|
|
|
Le
2 mai 73, la forteresse de Massada tombe aux mains des légionnaires. C'en est fini de la
première guerre juive contre la domination de Rome.
Construite au temps des Asmonéens, la forteresse de Massada, qui surplombe de 400 mètres
les rives sauvages de la mer Morte, est le dernier îlot de résistance juive à
l'occupation romaine.
Sous la conduite d'un chef nommé Eleazar ben Jair, un millier de Zélotes, hommes, femmes
et enfants, résistent pendant trois ans à plus de 15.000 légionnaires.

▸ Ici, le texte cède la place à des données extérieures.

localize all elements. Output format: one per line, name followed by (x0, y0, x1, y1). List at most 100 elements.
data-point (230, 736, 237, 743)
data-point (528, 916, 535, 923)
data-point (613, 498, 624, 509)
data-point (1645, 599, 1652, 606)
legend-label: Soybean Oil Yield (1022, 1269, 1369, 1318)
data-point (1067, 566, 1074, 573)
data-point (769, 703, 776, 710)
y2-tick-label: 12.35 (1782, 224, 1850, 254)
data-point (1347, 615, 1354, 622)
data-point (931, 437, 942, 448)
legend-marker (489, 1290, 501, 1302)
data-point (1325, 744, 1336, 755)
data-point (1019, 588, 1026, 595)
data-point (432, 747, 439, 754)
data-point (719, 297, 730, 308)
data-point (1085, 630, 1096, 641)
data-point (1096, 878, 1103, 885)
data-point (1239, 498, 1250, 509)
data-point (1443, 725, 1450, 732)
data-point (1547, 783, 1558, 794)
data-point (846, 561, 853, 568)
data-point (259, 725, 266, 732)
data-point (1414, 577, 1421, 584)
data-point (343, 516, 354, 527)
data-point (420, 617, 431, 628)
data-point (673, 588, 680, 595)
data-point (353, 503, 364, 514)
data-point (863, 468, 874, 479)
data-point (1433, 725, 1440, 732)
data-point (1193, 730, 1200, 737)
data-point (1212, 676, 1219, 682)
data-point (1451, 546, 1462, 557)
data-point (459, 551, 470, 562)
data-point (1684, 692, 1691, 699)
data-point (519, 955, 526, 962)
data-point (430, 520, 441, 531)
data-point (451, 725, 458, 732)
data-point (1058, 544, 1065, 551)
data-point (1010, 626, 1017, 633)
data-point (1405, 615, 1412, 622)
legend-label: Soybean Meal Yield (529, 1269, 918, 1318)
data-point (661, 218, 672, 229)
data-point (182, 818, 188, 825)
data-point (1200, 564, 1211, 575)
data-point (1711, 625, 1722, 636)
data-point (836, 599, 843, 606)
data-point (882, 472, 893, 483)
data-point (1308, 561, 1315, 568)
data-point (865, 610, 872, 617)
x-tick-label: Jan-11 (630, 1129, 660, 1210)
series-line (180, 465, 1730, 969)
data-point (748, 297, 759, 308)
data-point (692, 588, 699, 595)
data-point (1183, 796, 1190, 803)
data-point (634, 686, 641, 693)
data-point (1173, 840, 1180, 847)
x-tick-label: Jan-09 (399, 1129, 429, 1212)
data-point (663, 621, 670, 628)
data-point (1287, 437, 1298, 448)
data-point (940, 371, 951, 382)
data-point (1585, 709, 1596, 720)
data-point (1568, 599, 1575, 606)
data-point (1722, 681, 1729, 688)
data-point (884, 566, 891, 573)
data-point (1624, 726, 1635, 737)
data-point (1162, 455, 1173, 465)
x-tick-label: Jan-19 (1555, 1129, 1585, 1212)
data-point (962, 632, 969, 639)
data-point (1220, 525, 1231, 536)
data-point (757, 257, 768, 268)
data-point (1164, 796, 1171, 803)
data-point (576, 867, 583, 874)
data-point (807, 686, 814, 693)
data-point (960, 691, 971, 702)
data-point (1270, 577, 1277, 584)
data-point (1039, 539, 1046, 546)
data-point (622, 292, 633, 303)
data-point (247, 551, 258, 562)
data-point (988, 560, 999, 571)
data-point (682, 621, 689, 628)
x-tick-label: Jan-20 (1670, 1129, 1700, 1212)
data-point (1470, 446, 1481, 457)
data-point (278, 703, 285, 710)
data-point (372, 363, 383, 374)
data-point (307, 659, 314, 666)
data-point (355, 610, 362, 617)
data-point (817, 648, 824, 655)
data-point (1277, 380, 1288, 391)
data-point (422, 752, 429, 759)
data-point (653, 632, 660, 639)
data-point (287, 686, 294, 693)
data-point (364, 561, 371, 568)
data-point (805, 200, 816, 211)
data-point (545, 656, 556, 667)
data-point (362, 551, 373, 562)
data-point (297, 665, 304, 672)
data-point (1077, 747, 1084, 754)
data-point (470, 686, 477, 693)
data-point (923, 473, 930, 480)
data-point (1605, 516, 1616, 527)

Ceux-ci n'arrivent à accéder aux murailles qu'en aménageant une rampe artificielle
depuis le pied du rocher.
Quand ils pénètrent dans la forteresse, ils ne découvrent que des cadavres, dix des
assiégés ayant tué tous les autres avant de se suicider eux-mêmes pour ne pas tomber
sous la loi étrangère.
On ne retrouve que sept survivants: deux femmes et cinq enfants, cachés dans un puits. Le
récit de ce drame nous a été rapporté par l'historien juif Flavius Josèphe. Les
découvertes archéologiques récentes, sur le site de Massada, corroborent ses propos.
De Massada à
Varsovie
Le souvenir de Massada a ressurgi avec
brutalité en avril-mai 1943, lorsque 60.000 juifs du ghetto de Varsovie se sont
soulevés contre les SS allemands, dans une tentative héroïque et désespérée. Ce fut
pratiquement le seul acte de résistance armée au génocide organisé par les nazis.
Deuxième guerre juive
En Palestine même, le sentiment national n'est pas mort avec la prise de Massada et le
particularisme juif demeure vivace.
L'empereur romain Hadrien, frappé lors de son passage en Judée par les témoignages
d’irrédentisme, décide une campagne d’hellénisation. La circoncision est
prohibée, Jérusalem rebaptisée «Colonia Ælia Capitolina» et un temple
dédié à Jupiter Capitolinus est édifié sur les ruines du précédent.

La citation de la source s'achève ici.